Skill Evolver
Security checks across static analysis, malware telemetry, and agentic risk
Overview
The skill is coherent and purpose-aligned, but it can install, audit, invoke, and create persistent skills, so users should approve those lifecycle changes carefully.
This skill appears safe to install from the provided artifacts, but use it deliberately: approve any registry skill installation, verify sources before global npm/npx or clawhub actions, review generated deletion commands before running them, and audit any newly created or fused skills before future use.
Static analysis
No static analysis findings were reported for this release.
VirusTotal
VirusTotal findings are pending for this skill version.
Risk analysis
Artifact-based informational review of SKILL.md, metadata, install specs, static scan signals, and capability signals. ClawScan does not execute the skill or run runtime probes.
Installing remote skills or global CLIs can add new code and agent capabilities to your environment.
The workflow may install global CLI tooling and remote registry skills. This is central to the skill’s lifecycle-manager purpose, but it introduces normal third-party package and registry trust risk.
npm i -g clawhub ... npx skills add <slug> -g -y ... clawhub install <slug>
Only install skills and CLIs from sources you trust, review the selected slug/source before approving, and prefer pinned or verified sources when available.
If the generated removal command is copied or run without review, it could delete more than intended if the path is wrong.
On a rejected audit, the script writes a recursive deletion command into the report. It does not execute the command itself, and removing a rejected skill is purpose-aligned, but the path should be checked before anyone runs it.

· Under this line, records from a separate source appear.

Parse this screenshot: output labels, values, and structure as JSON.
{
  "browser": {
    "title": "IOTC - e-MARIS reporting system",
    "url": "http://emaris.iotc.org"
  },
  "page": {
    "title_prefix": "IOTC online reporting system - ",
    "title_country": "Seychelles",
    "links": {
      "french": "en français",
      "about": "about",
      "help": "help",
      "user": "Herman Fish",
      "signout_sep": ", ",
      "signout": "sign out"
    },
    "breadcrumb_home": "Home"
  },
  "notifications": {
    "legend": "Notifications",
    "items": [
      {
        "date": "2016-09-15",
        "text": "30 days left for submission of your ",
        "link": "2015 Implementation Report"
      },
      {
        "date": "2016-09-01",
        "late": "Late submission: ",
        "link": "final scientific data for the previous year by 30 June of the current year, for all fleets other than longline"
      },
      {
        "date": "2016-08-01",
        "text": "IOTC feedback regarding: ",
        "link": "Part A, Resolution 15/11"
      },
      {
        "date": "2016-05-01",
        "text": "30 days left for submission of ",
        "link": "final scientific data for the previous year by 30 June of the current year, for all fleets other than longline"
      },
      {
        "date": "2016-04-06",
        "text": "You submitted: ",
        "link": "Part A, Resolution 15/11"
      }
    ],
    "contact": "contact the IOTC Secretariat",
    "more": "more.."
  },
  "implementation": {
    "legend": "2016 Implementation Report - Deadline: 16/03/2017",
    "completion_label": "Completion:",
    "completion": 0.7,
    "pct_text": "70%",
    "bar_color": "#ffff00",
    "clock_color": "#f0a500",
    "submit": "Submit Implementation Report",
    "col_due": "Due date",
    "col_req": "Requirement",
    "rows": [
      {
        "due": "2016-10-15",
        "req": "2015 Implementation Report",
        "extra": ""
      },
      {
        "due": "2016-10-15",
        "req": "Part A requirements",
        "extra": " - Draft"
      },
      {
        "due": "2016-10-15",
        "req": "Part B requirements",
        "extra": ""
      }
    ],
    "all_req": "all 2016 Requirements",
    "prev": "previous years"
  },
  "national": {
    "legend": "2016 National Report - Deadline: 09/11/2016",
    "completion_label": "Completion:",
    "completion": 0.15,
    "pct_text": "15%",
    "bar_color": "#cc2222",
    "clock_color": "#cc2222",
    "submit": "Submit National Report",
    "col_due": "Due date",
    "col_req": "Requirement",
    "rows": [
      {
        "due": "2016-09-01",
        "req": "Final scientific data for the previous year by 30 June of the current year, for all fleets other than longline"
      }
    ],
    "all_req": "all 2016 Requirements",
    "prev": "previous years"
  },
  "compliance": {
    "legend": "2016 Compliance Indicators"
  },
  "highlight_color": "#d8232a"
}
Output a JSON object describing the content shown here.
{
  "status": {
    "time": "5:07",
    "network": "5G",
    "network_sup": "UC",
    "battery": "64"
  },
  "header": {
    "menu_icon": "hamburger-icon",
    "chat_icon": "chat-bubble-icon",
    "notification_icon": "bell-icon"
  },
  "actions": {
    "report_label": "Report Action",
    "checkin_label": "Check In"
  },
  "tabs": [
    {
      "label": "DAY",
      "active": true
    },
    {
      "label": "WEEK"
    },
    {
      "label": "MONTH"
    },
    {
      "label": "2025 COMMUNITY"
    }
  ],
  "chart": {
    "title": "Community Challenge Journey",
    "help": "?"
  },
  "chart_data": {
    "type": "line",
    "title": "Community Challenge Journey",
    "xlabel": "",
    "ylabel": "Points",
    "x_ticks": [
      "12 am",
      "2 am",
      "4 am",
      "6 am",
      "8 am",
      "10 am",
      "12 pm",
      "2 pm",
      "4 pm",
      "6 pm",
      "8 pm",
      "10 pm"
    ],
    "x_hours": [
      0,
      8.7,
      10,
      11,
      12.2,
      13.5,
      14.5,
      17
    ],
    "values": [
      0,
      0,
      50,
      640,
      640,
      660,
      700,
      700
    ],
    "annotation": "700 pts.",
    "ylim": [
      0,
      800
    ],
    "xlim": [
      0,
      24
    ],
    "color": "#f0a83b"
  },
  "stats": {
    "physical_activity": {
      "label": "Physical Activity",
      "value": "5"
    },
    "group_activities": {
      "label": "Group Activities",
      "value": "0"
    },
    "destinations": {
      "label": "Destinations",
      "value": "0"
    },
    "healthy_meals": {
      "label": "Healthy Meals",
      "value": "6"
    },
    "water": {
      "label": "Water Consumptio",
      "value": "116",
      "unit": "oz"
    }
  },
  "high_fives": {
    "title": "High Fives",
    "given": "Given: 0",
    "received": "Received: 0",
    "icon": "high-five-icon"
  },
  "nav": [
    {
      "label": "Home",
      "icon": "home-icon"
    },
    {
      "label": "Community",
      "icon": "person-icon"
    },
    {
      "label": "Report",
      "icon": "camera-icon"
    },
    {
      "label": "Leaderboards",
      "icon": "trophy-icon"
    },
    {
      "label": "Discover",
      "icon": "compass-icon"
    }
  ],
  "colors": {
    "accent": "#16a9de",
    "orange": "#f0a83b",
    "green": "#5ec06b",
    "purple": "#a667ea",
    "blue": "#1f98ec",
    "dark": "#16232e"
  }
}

f"rm -rf {skill_path}"Before running any generated removal command, confirm the path is exactly the intended skill directory and not a parent, home, or system directory.
A newly created skill can persist beyond the current task and influence future agent behavior.
The workflow can materialize a successful workflow into a new persistent skill. The artifact includes a user decision checkpoint, making this disclosed and purpose-aligned.
A: Yes, create a new skill (invoke `skill-creator`)
Create or fuse a skill only after confirming the scope, then inspect and audit the generated skill before relying on it.
Sensitive details from the task could remain in local output files after the session.
The workflow writes task intent, candidate analysis, inspection notes, and orchestration plans to local files. This is expected for repeatable workflow management, but those files may contain sensitive task context.
output `${OUTPUT_DIR}/01-intent.md` ... `${OUTPUT_DIR}/03-inspection.md` ... `${OUTPUT_DIR}/04-orchestration.md`Avoid placing secrets in task descriptions and clean up the output directory when the workflow artifacts are no longer needed.
A skill that passes the regex audit could still have risks not covered by the scanner.
The audit gate is based on pattern scanning in scripts/audit_skill.py. That is useful as a first pass, but a pass should not be treated as a complete security guarantee.
PASS: No high-risk patterns → Skill ready to use
Treat the automated audit as a screening step and still review unfamiliar skills, especially before installing or invoking them.